It’s kind of weird — there’s nobody in Hollywood that attracts as much snark and derision as a personality than Tom Cruise, and yet almost all of his movies make money, there are so, so many of them, and more of them are good than bad. Is it his impossible good looks? His religion? His excessive enthusiasm and zest for life? The fact that most of the time he plays super-cocky guys that could stand to be taken down a peg or two? I don’t know, but I do know better than to bet against Oblivion, which opened this past weekend. Need proof? Cue up almost any of his 24 movies available on Blockbuster On Demand, lie back, and enjoy The Cruise.
A straight-A high school student (Cruise) meets an extra sexy young call girl (Rebecca DeMornay), drives his dad’s Porsche into a lake, and turns the family home into a whorehouse while his parents are out of town for the weekend. Princeton could use a guy like Joel!
A super-cocky Navy pilot (you know who) goes to train with the best of the best, breaks all the rules, shares some uncomfortably long stares with Val Kilmer, plays volleyball, and beats the Russkies in a dogfight without starting World War III. All in a day’s work!

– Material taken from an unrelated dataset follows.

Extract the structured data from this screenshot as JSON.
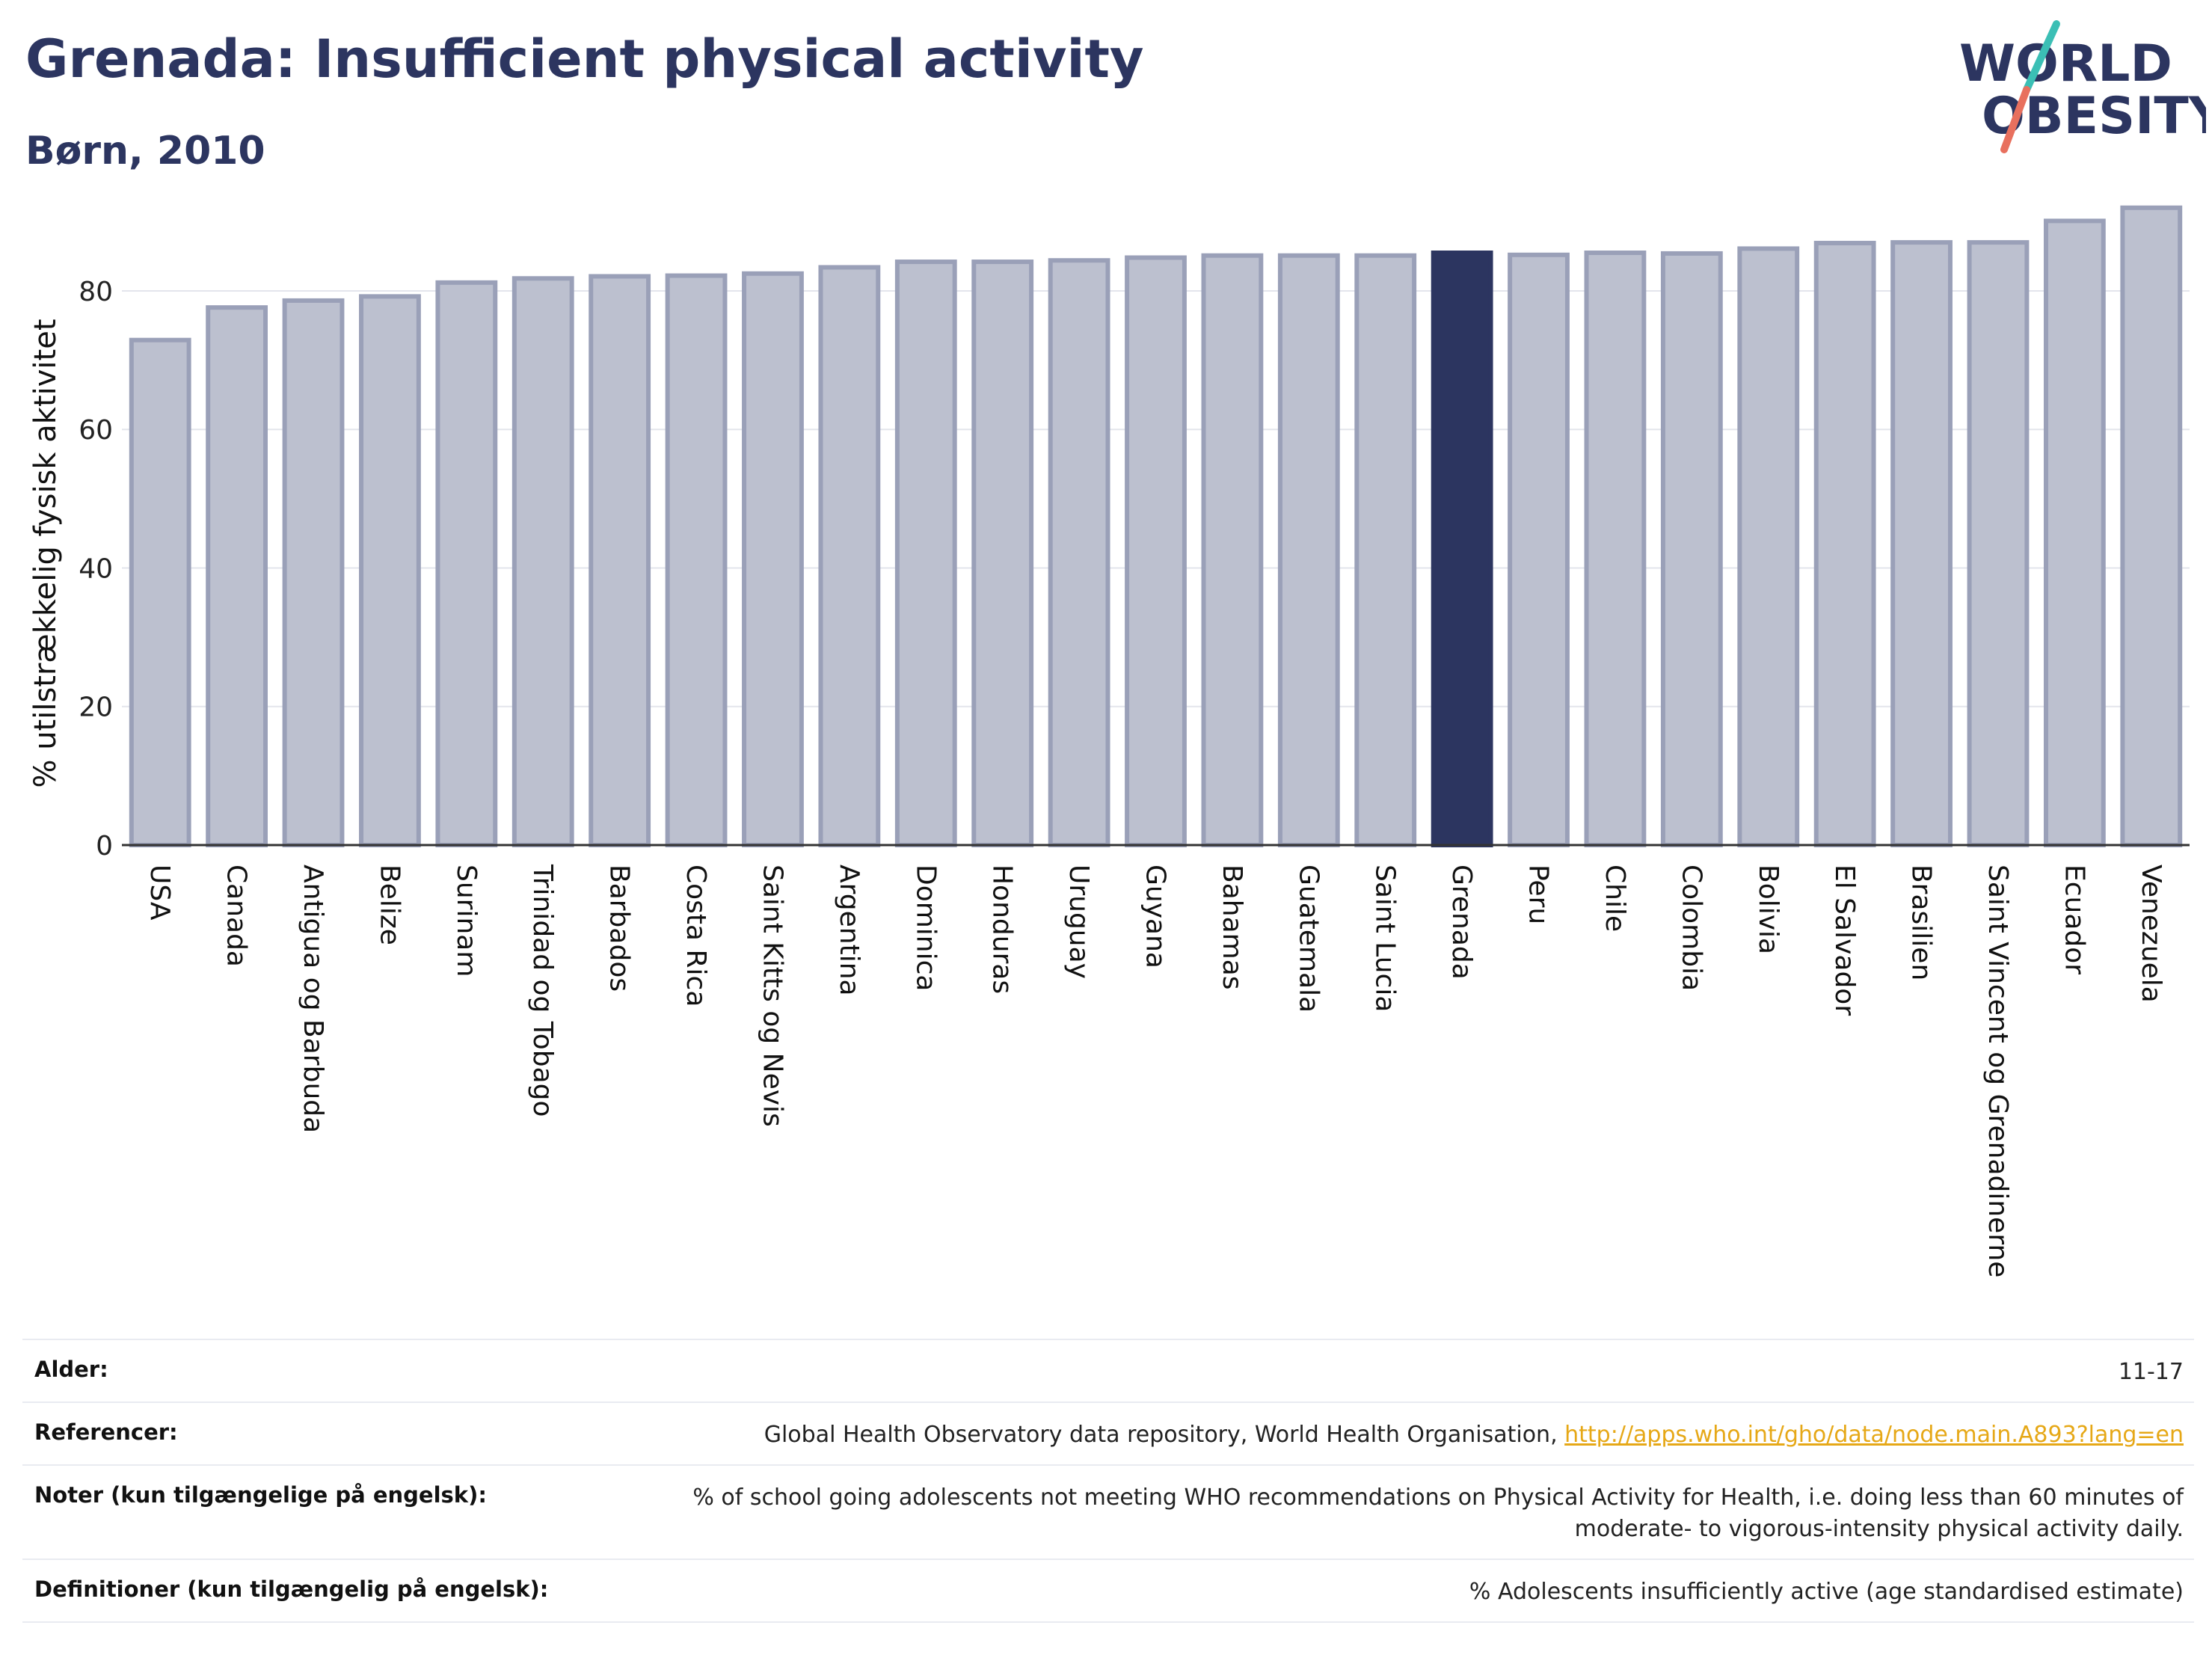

A high-end car salesman (who else?) learns he’s been cut out of his estranged father’s will in favor of the severely autistic older brother (Dustin Hoffman) he never knew he had, so he kidnaps him in hopes of getting a cut of the cash. Everyone remembers Hoffman’s performance, but this was Cruise’s first meaty dramatic role, for which he drew (deserved) critical accolades.